We designed NormiRazor - an integrative tool which implements those methods in a parallel manner on a graphics processing unit (GPU) using CUDA platform. We tested our approach on publicly available miRNA expression datasets. As a result, the times of executions on 8 datasets containing from 50 to 400 miRNAs (subsets of GSE68314) decreased 18.7 ±0.6 (mean ±SD), 104.7 ±4.2 and 76.5 ±2.2 times for geNorm, BestKeeper and NormFinder with respect to previous Python implementation. To allow for easy access to normalization pipeline for biomedical researchers we implemented NormiRazor as an online platform where a user could normalize their datasets based on the automatically selected references. It is available at norm.btm.umed.pl, together with instruction manual and exemplary datasets.
NormiRazor allows for an easy, informed choice of reference genes for qPCR transcriptomic studies. As such it can improve comparability and repeatability of experiments and in longer perspective help translate newly discovered biomarkers into readily available assays.

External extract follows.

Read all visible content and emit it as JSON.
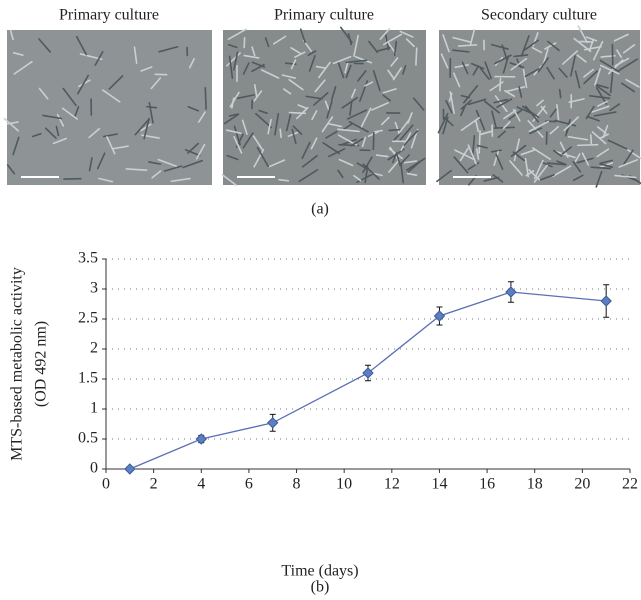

多基因表达分析是揭示生物体内复杂调控机制的一种有吸引力的工具。在所有这些研究中,标准化是数据分析不可或缺的一步,因为它可以从数据中去除不需要的、非生物学的变异性。在靶向 qPCR 分析中,通常是针对预定的参考基因进行的,但文献中报道了缺乏稳健的参考基因选择策略,尤其是在涉及循环 microRNA(miRNA)的研究中。不幸的是,这个问题阻碍了将 miRNA 生物标志物的科学发现转化为广泛可用的实验室检测。以前的研究得出结论,多 miRNA 组合的平均表达比单个基因更稳定。然而,由于组合数量众多,计算负荷相当大,可能会阻碍在大型数据集的客观参考选择。现有的归一化算法(geNorm、NormFinder 和 BestKeeper)的实现性能较差,可能需要数天时间才能为所有潜在的参考计算稳定性值,因为评估是顺序进行的。

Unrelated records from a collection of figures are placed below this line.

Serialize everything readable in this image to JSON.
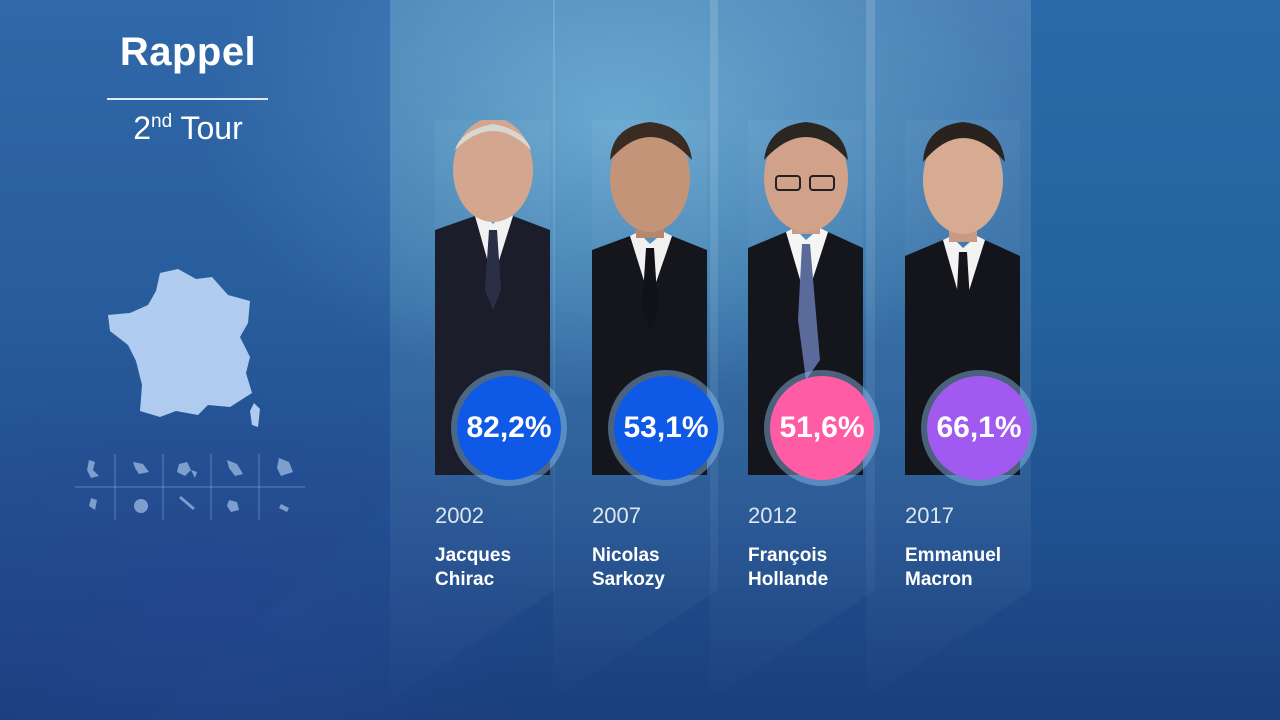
{
  "header": {
    "title": "Rappel",
    "subtitle_round": "2",
    "subtitle_sup": "nd",
    "subtitle_rest": " Tour"
  },
  "colors": {
    "blue": "#0e5ae6",
    "pink": "#ff5ca6",
    "purple": "#a05af0"
  },
  "candidates": [
    {
      "year": "2002",
      "first": "Jacques",
      "last": "Chirac",
      "percent": "82,2%",
      "badge_color": "#0e5ae6"
    },
    {
      "year": "2007",
      "first": "Nicolas",
      "last": "Sarkozy",
      "percent": "53,1%",
      "badge_color": "#0e5ae6"
    },
    {
      "year": "2012",
      "first": "François",
      "last": "Hollande",
      "percent": "51,6%",
      "badge_color": "#ff5ca6"
    },
    {
      "year": "2017",
      "first": "Emmanuel",
      "last": "Macron",
      "percent": "66,1%",
      "badge_color": "#a05af0"
    }
  ]
}
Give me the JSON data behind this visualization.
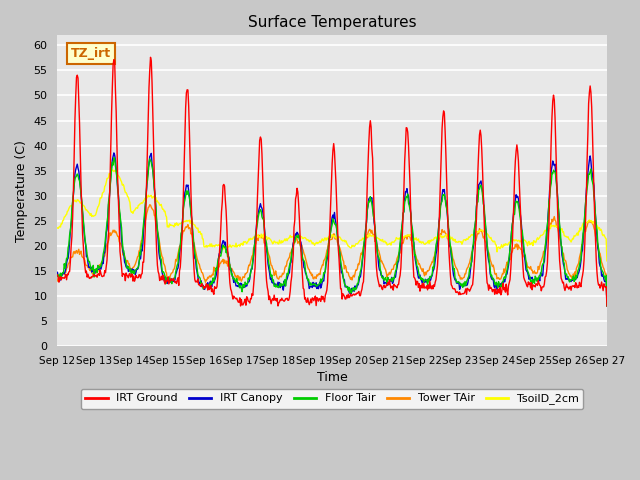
{
  "title": "Surface Temperatures",
  "xlabel": "Time",
  "ylabel": "Temperature (C)",
  "ylim": [
    0,
    62
  ],
  "yticks": [
    0,
    5,
    10,
    15,
    20,
    25,
    30,
    35,
    40,
    45,
    50,
    55,
    60
  ],
  "xlim": [
    0,
    360
  ],
  "xtick_labels": [
    "Sep 12",
    "Sep 13",
    "Sep 14",
    "Sep 15",
    "Sep 16",
    "Sep 17",
    "Sep 18",
    "Sep 19",
    "Sep 20",
    "Sep 21",
    "Sep 22",
    "Sep 23",
    "Sep 24",
    "Sep 25",
    "Sep 26",
    "Sep 27"
  ],
  "xtick_positions": [
    0,
    24,
    48,
    72,
    96,
    120,
    144,
    168,
    192,
    216,
    240,
    264,
    288,
    312,
    336,
    360
  ],
  "colors": {
    "IRT Ground": "#ff0000",
    "IRT Canopy": "#0000cc",
    "Floor Tair": "#00cc00",
    "Tower TAir": "#ff8800",
    "TsoilD_2cm": "#ffff00"
  },
  "annotation_text": "TZ_irt",
  "annotation_color": "#cc6600",
  "annotation_bg": "#ffffcc",
  "fig_bg": "#c8c8c8",
  "plot_bg": "#e8e8e8",
  "grid_color": "#ffffff",
  "irt_ground_peaks": [
    54,
    57,
    57,
    52,
    32,
    42,
    31,
    40,
    45,
    44,
    47,
    43,
    40,
    50,
    52
  ],
  "irt_canopy_peaks": [
    36,
    38,
    38,
    32,
    21,
    28,
    23,
    26,
    30,
    31,
    31,
    33,
    30,
    37,
    37
  ],
  "floor_tair_peaks": [
    35,
    37,
    37,
    31,
    20,
    27,
    22,
    25,
    29,
    30,
    30,
    32,
    29,
    35,
    35
  ],
  "tower_tair_peaks": [
    19,
    23,
    28,
    24,
    17,
    22,
    21,
    22,
    23,
    22,
    23,
    23,
    20,
    25,
    25
  ],
  "tsoil_peaks": [
    29,
    35,
    30,
    25,
    20,
    22,
    22,
    22,
    22,
    22,
    22,
    23,
    21,
    24,
    25
  ],
  "night_base_early": 13.5,
  "night_base_mid": 9.0,
  "night_base_late": 11.5,
  "tsoil_night_early": 22,
  "tsoil_night_mid": 20,
  "tsoil_night_late": 18
}
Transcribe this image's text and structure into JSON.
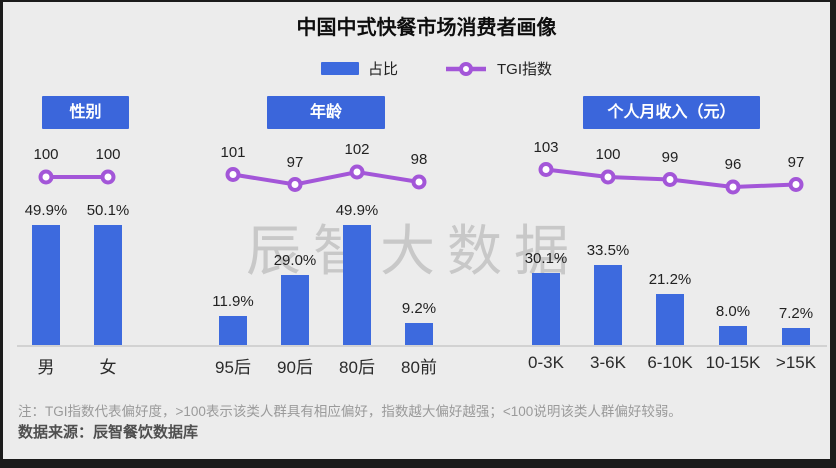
{
  "title": "中国中式快餐市场消费者画像",
  "legend": {
    "bar_label": "占比",
    "line_label": "TGI指数"
  },
  "watermark": "辰智大数据",
  "notes": {
    "note": "注：TGI指数代表偏好度，>100表示该类人群具有相应偏好，指数越大偏好越强；<100说明该类人群偏好较弱。",
    "source": "数据来源：辰智餐饮数据库"
  },
  "colors": {
    "bar": "#3d6ade",
    "header_bg": "#3b66db",
    "header_text": "#ffffff",
    "tgi_line": "#a356d8",
    "marker_fill": "#ffffff",
    "axis": "#d2d2d2",
    "watermark": "#8f8f8f"
  },
  "chart_data": [
    {
      "type": "bar",
      "group": "性别",
      "categories": [
        "男",
        "女"
      ],
      "share_values": [
        49.9,
        50.1
      ],
      "share_labels": [
        "49.9%",
        "50.1%"
      ],
      "tgi_values": [
        100,
        100
      ],
      "tgi_labels": [
        "100",
        "100"
      ],
      "series": [
        {
          "name": "占比",
          "unit": "%",
          "values": [
            49.9,
            50.1
          ]
        },
        {
          "name": "TGI指数",
          "values": [
            100,
            100
          ]
        }
      ]
    },
    {
      "type": "bar",
      "group": "年龄",
      "categories": [
        "95后",
        "90后",
        "80后",
        "80前"
      ],
      "share_values": [
        11.9,
        29.0,
        49.9,
        9.2
      ],
      "share_labels": [
        "11.9%",
        "29.0%",
        "49.9%",
        "9.2%"
      ],
      "tgi_values": [
        101,
        97,
        102,
        98
      ],
      "tgi_labels": [
        "101",
        "97",
        "102",
        "98"
      ],
      "series": [
        {
          "name": "占比",
          "unit": "%",
          "values": [
            11.9,
            29.0,
            49.9,
            9.2
          ]
        },
        {
          "name": "TGI指数",
          "values": [
            101,
            97,
            102,
            98
          ]
        }
      ]
    },
    {
      "type": "bar",
      "group": "个人月收入（元）",
      "categories": [
        "0-3K",
        "3-6K",
        "6-10K",
        "10-15K",
        ">15K"
      ],
      "share_values": [
        30.1,
        33.5,
        21.2,
        8.0,
        7.2
      ],
      "share_labels": [
        "30.1%",
        "33.5%",
        "21.2%",
        "8.0%",
        "7.2%"
      ],
      "tgi_values": [
        103,
        100,
        99,
        96,
        97
      ],
      "tgi_labels": [
        "103",
        "100",
        "99",
        "96",
        "97"
      ],
      "series": [
        {
          "name": "占比",
          "unit": "%",
          "values": [
            30.1,
            33.5,
            21.2,
            8.0,
            7.2
          ]
        },
        {
          "name": "TGI指数",
          "values": [
            103,
            100,
            99,
            96,
            97
          ]
        }
      ]
    }
  ]
}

我们设计了 NormiRazor-一种集成工具,它使用 CUDA 平台在图形处理单元(GPU)上以并行方式实现这些方法。我们在公开可用的 miRNA 表达数据集中测试了我们的方法。结果,在包含 50 到 400 个 miRNA(GSE68314 的子集)的 8 个数据集上的执行时间分别减少了 18.7±0.6(平均值±标准差)、104.7±4.2 和 76.5±2.2 倍,对于 geNorm、BestKeeper 和 NormFinder 分别相对于以前的 Python 实现。为了方便生物医学研究人员访问归一化管道,我们将 NormiRazor 实现为一个在线平台,用户可以在该平台上根据自动选择的参考进行数据集的归一化。它可在 norm.btm.umed.pl 上获得,同时提供使用手册和示例数据集。
NormiRazor 允许在 qPCR 转录组学研究中轻松、明智地选择参考基因。因此,它可以提高实验的可比性和可重复性,并在更长的时间内帮助将新发现的生物标志物转化为易于获得的检测。